Gammera The Invincible Reviews
May 3, 2013
Gammera, one of the most famous Japanese monsters to hit the big screen in the 1960s makes his debut in this zero-budget, politically charged monster thriller. It is interesting to consider the tensions that were taking place between certain nations at the time that the movie was made, especially between the U.S. and the former Soviet Union. There is no effort made to disguise the animosity that existed between the two, more than likely since that bitterness was needed as a catalyst to bring Gammera back from 200 million years of hibernation. The U.S. shoots down a suspicious bomber, which turned out to be Russian, over the arctic region. As is to be expected from those sneaky Russians, the bomber was loaded with hydrogen bombs which, upon impact, explode with sufficient force to not only thaw but also infuriate the sleeping Gammera. Lots of havoc is wreaked upon poorly constructed models of cities and airplanes and landscapes and such, and there is some strange subplot about a little boy obsessed with turtles who wants to expose Gammera for the gentle creature that he really is. Inspiration for the Iron Giant, maybe? The special effects are astonishingly bad, but there was no budget and in the movie's defense, I have to say that the people involved in making it knew that they had no budget but they took very seriously their task of doing as much as they could with as little as they had. 3 stars 8-21-08
May 21, 2014
Also known as the turtle who lived in Godzilla's shadow.
August 25, 2012
The first Gamera movie is essentially a Godzilla ripoff, with atomic testing uncovering an ancient reptilian monster that proceeds to destroy large parts of Japan. Like Godzilla, its in Black & White, and also like Godzilla, the American version edited in American actors.
Unlike the first Godzilla movie, the first Gamera film throws in a kid protagonist, which would become a hallmark of the series. Here, it doesn't mesh very well, since the kid is an antisocial outsider with an obsession with turtles and the annoying ability to sneak into high-security areas and plead with authorities that Gamera is a friendly turtle while Gamera behaves otherwise as they speak.

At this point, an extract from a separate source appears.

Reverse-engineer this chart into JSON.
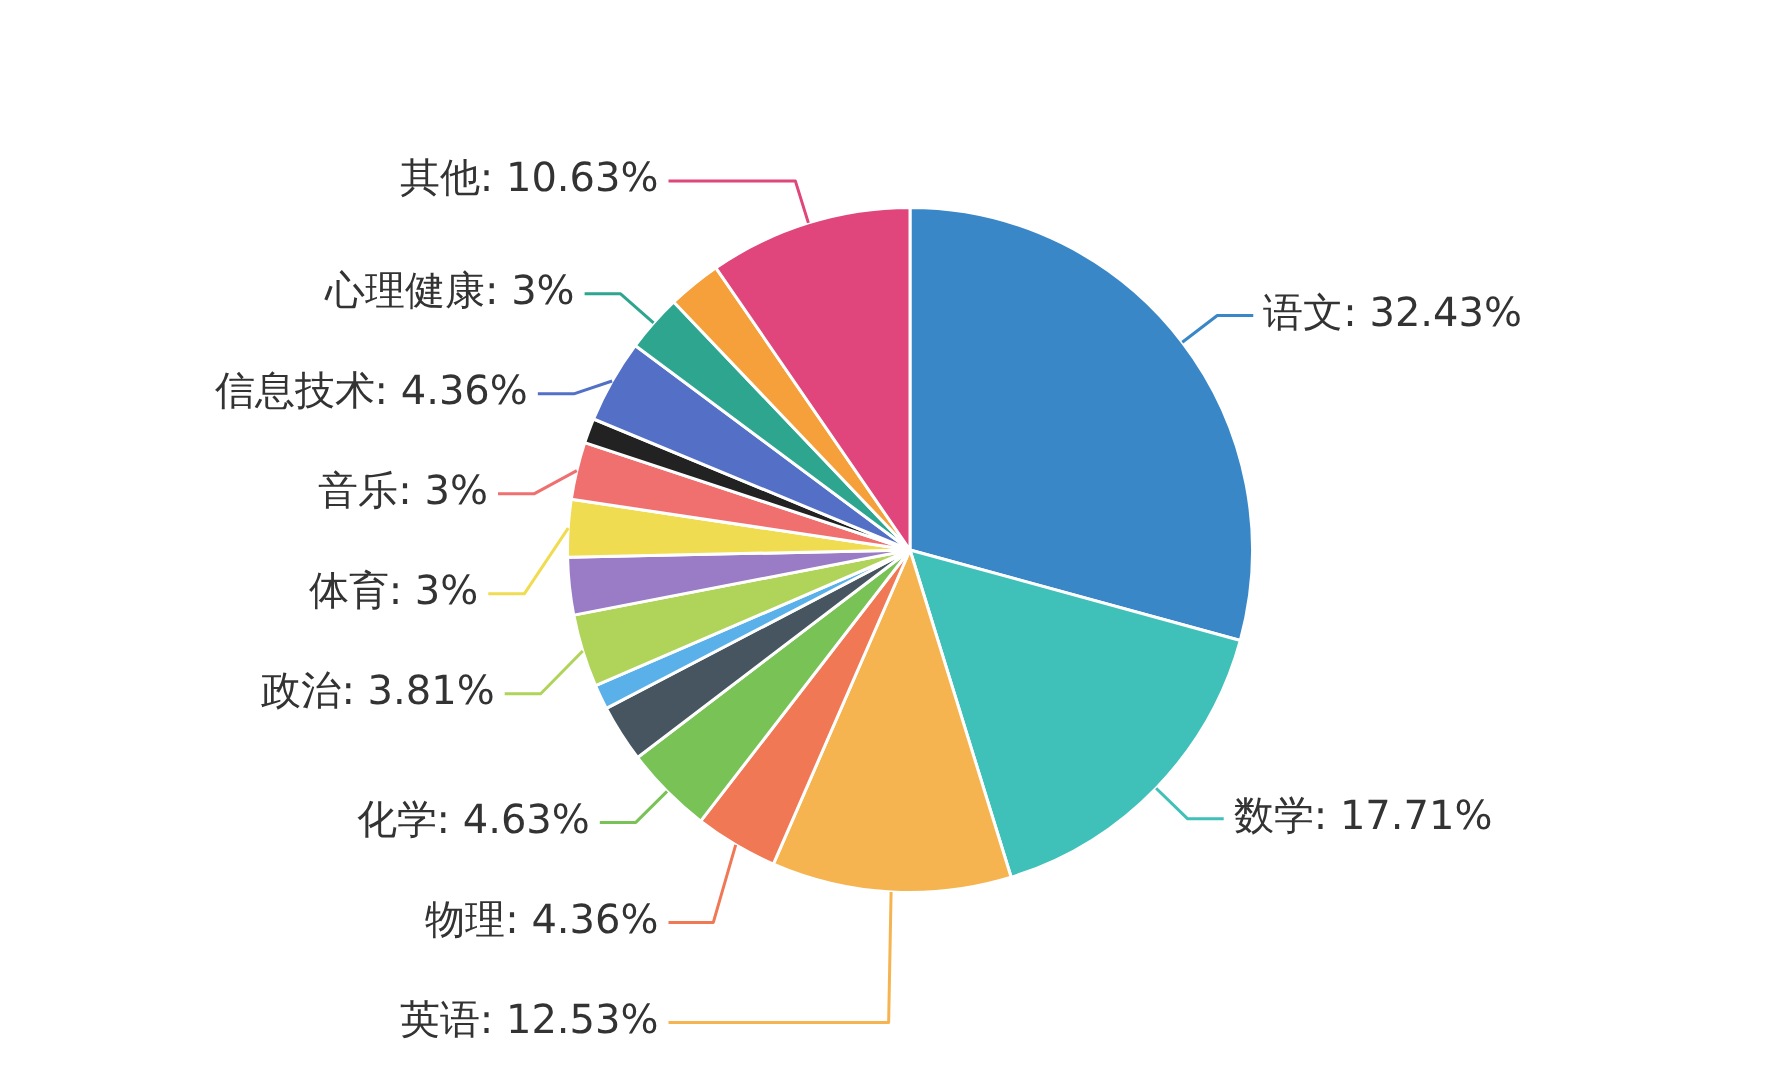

As far as providing a "giant monster destroys prop buildings" sort of movie, it does a serviceable job. The American dub is awful, and later Gamera movies ramp up the craziness and amusement factor.
June 13, 2012
i haven't seen the original japanese version yet, but this is a good monster film.
March 11, 2012
Close enough to the original Japanese version with a few new, but very boring scenes added. The film can drag on a bit and Gamera's name is misspelled in the title for some reason, but it's still the same old classic tale about our favorite giant turtle.